O segundo sinal é a matriz de suporte a aplicações e dispositivos. A Xiaomi deveria especificar quais celulares recebem o recurso, quais funções exigem o Super XiaoAi 2.0 e quais ações funcionam em aplicações de terceiros.

A disponibilidade regional será crucial. O material oficial do HyperOS 4 contém várias ressalvas específicas para a China, enquanto a Xiaomi vende celulares em muitos mercados. Um recurso estreitamente ligado a aplicações ou serviços locais não pode se tornar automaticamente uma vantagem global do Xiaomi Fold.

Um suporte mais amplo mostraria que o Inspiration Ball funciona como uma capacidade do sistema operacional. Um suporte restrito o aproximaria de uma camada de demonstração construída em torno de aplicativos Xiaomi selecionados e casos de uso controlados.

O terceiro sinal é a confirmação visível e o design de recuperação. Os usuários devem ver o que o assistente selecionou, o que entendeu e o que pretende fazer. Ações com consequências devem permanecer revisáveis antes da execução.

Esse sinal revelará se a Xiaomi trata a incerteza como uma propriedade normal dos sistemas de IA. Um design confiável não esconde ambiguidades. Ele oferece aos usuários uma forma rápida de corrigir o objeto selecionado, editar informações extraídas, cancelar uma operação ou retornar ao estado anterior.

Controles robustos de recuperação reforçariam a afirmação da Xiaomi de que o Inspiration Ball está pronto para o trabalho cotidiano.
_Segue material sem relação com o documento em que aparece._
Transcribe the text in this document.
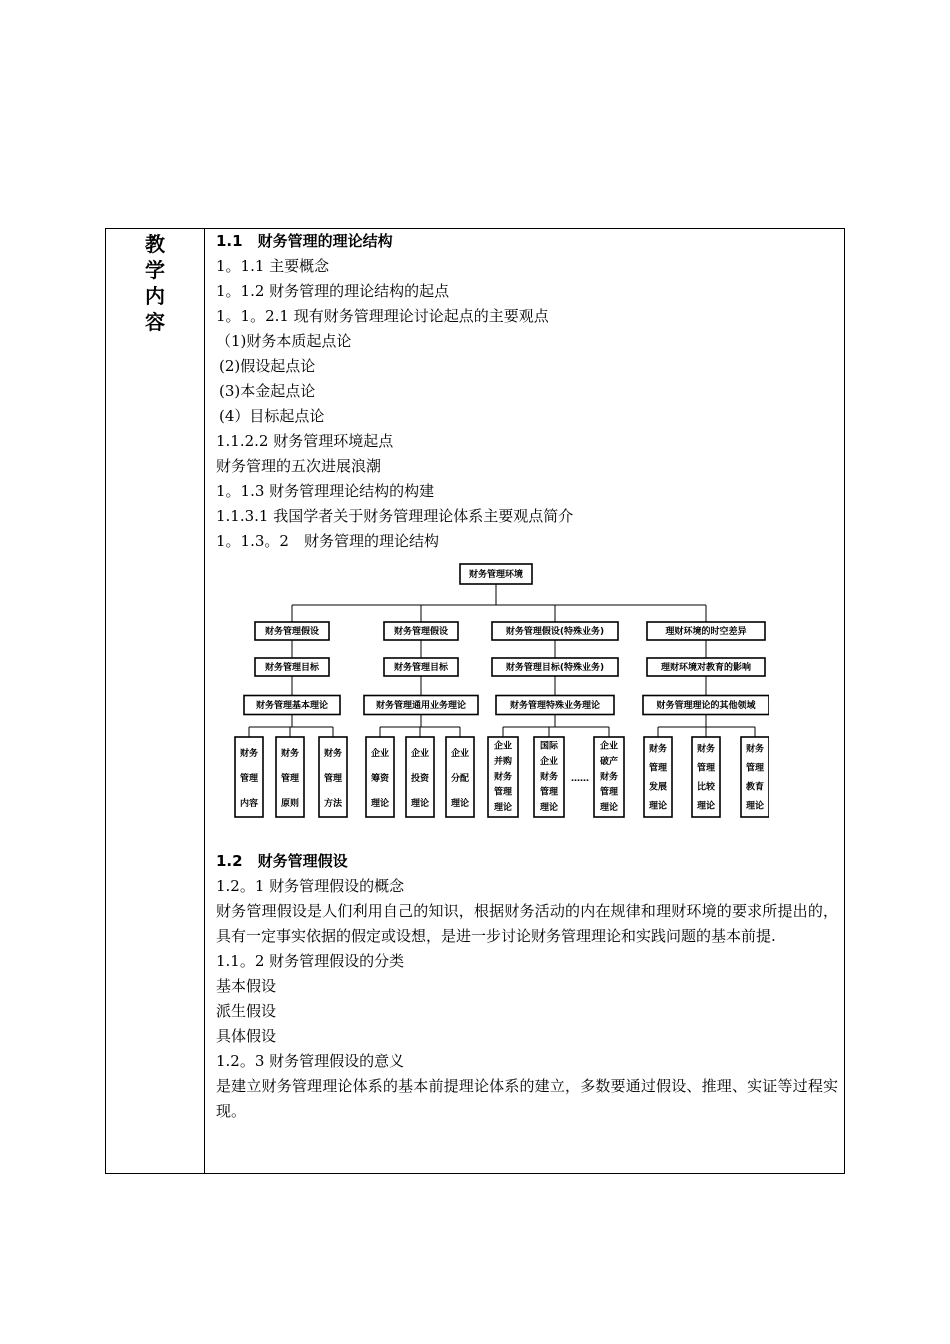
教 学
内 容
1.1　财务管理的理论结构
1。1.1 主要概念
1。1.2 财务管理的理论结构的起点
1。1。2.1 现有财务管理理论讨论起点的主要观点
（1)财务本质起点论
(2)假设起点论
(3)本金起点论
(4）目标起点论
1.1.2.2 财务管理环境起点
财务管理的五次进展浪潮
1。1.3 财务管理理论结构的构建
1.1.3.1 我国学者关于财务管理理论体系主要观点简介
1。1.3。2　财务管理的理论结构
财务管理环境
财务管理假设
财务管理目标
财务管理基本理论
财务管理假设
财务管理目标
财务管理通用业务理论
财务管理假设(特殊业务)
财务管理目标(特殊业务)
财务管理特殊业务理论
理财环境的时空差异
理财环境对教育的影响
财务管理理论的其他领域
财务
管理
内容
财务
管理
原则
财务
管理
方法
企业
筹资
理论
企业
投资
理论
企业
分配
理论
企业
并购
财务
管理
理论
国际
企业
财务
管理
理论
企业
破产
财务
管理
理论
财务
管理
发展
理论
财务
管理
比较
理论
财务
管理
教育
理论
……
1.2　财务管理假设
1.2。1 财务管理假设的概念
财务管理假设是人们利用自己的知识，根据财务活动的内在规律和理财环境的要求所提出的，具有一定事实依据的假定或设想，是进一步讨论财务管理理论和实践问题的基本前提.
1.1。2 财务管理假设的分类
基本假设
派生假设
具体假设
1.2。3 财务管理假设的意义
是建立财务管理理论体系的基本前提理论体系的建立，多数要通过假设、推理、实证等过程实现。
Uma interface que confirma ações sem prévias claras enfraqueceria esse argumento, independentemente de quão impressionantes pareçam as demonstrações bem-sucedidas.
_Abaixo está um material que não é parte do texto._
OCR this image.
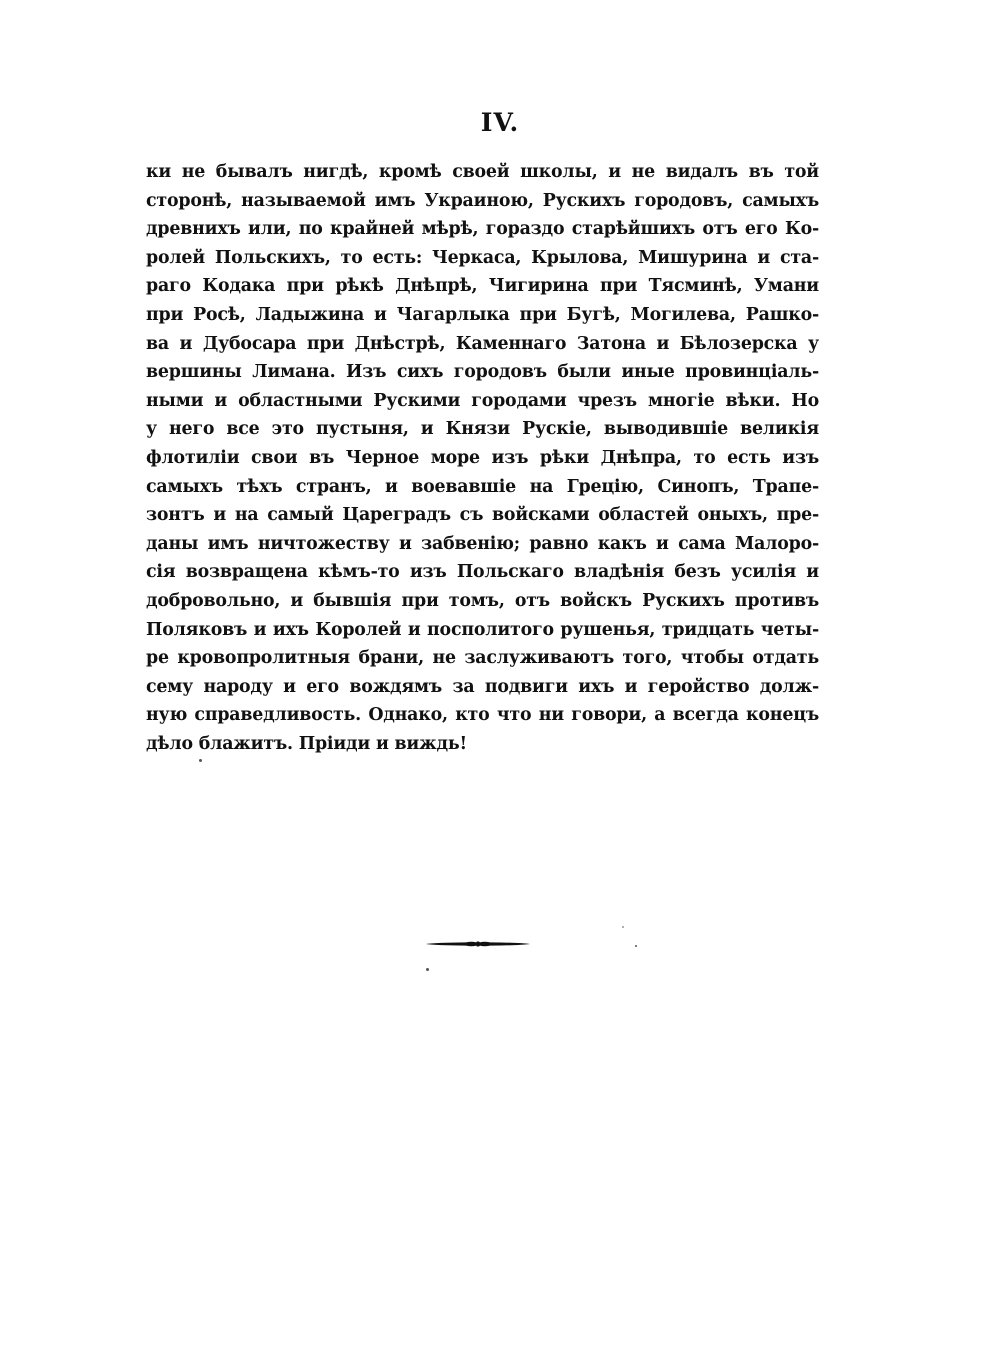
IV.
ки не бывалъ нигдѣ, кромѣ своей школы, и не видалъ въ той
сторонѣ, называемой имъ Украиною, Рускихъ городовъ, самыхъ
древнихъ или, по крайней мѣрѣ, гораздо старѣйшихъ отъ его Ко-
ролей Польскихъ, то есть: Черкаса, Крылова, Мишурина и ста-
раго Кодака при рѣкѣ Днѣпрѣ, Чигирина при Тясминѣ, Умани
при Росѣ, Ладыжина и Чагарлыка при Бугѣ, Могилева, Рашко-
ва и Дубосара при Днѣстрѣ, Каменнаго Затона и Бѣлозерска у
вершины Лимана. Изъ сихъ городовъ были иные провинціаль-
ными и областными Рускими городами чрезъ многіе вѣки. Но
у него все это пустыня, и Князи Рускіе, выводившіе великія
флотиліи свои въ Черное море изъ рѣки Днѣпра, то есть изъ
самыхъ тѣхъ странъ, и воевавшіе на Грецію, Синопъ, Трапе-
зонтъ и на самый Цареградъ съ войсками областей оныхъ, пре-
даны имъ ничтожеству и забвенію; равно какъ и сама Малоро-
сія возвращена кѣмъ-то изъ Польскаго владѣнія безъ усилія и
добровольно, и бывшія при томъ, отъ войскъ Рускихъ противъ
Поляковъ и ихъ Королей и посполитого рушенья, тридцать четы-
ре кровопролитныя брани, не заслуживаютъ того, чтобы отдать
сему народу и его вождямъ за подвиги ихъ и геройство долж-
ную справедливость. Однако, кто что ни говори, а всегда конецъ
дѣло блажитъ. Пріиди и виждь!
Esses três testes também fornecem uma estrutura prática para potenciais compradores. Observe a precisão da beta em telas congestionadas. Verifique se os aplicativos e as regiões que você utiliza são compatíveis. Em seguida, examine com que facilidade o telefone mostra e corrige uma interpretação incorreta.

O Xiaomi Fold não precisa de uma IA perfeita para tornar o Inspiration Ball útil. Ele precisa de limites previsíveis. Os usuários podem aceitar um recurso que declara claramente o que pode e não pode fazer. Eles abandonarão um que funcione de modo imprevisível enquanto apresenta todos os resultados com o mesmo grau de confiança.

O teaser da Xiaomi, de 2 de setembro, estabelece uma direção ambiciosa para o Xiaomi 18 Fold. A empresa quer que o dispositivo transforme informações visíveis em ações por meio de um único gesto combinado a uma solicitação por voz.

A ideia é crível porque seus componentes já existem nos smartphones modernos. Reconhecimento de tela, seleção visual, instruções por voz, edição de imagens e ações estruturadas em aplicativos são capacidades estabelecidas. A tarefa mais difícil é reuni-los sem aumentar a incerteza.

É essa integração que os leitores devem avaliar quando a beta chegar. Teste o recurso nas telas confusas que definem o trabalho real, e não apenas em demonstrações de produto organizadas. Se ele economizar tempo mantendo os usuários no controle, a Xiaomi terá criado mais do que apenas outro atalho de IA.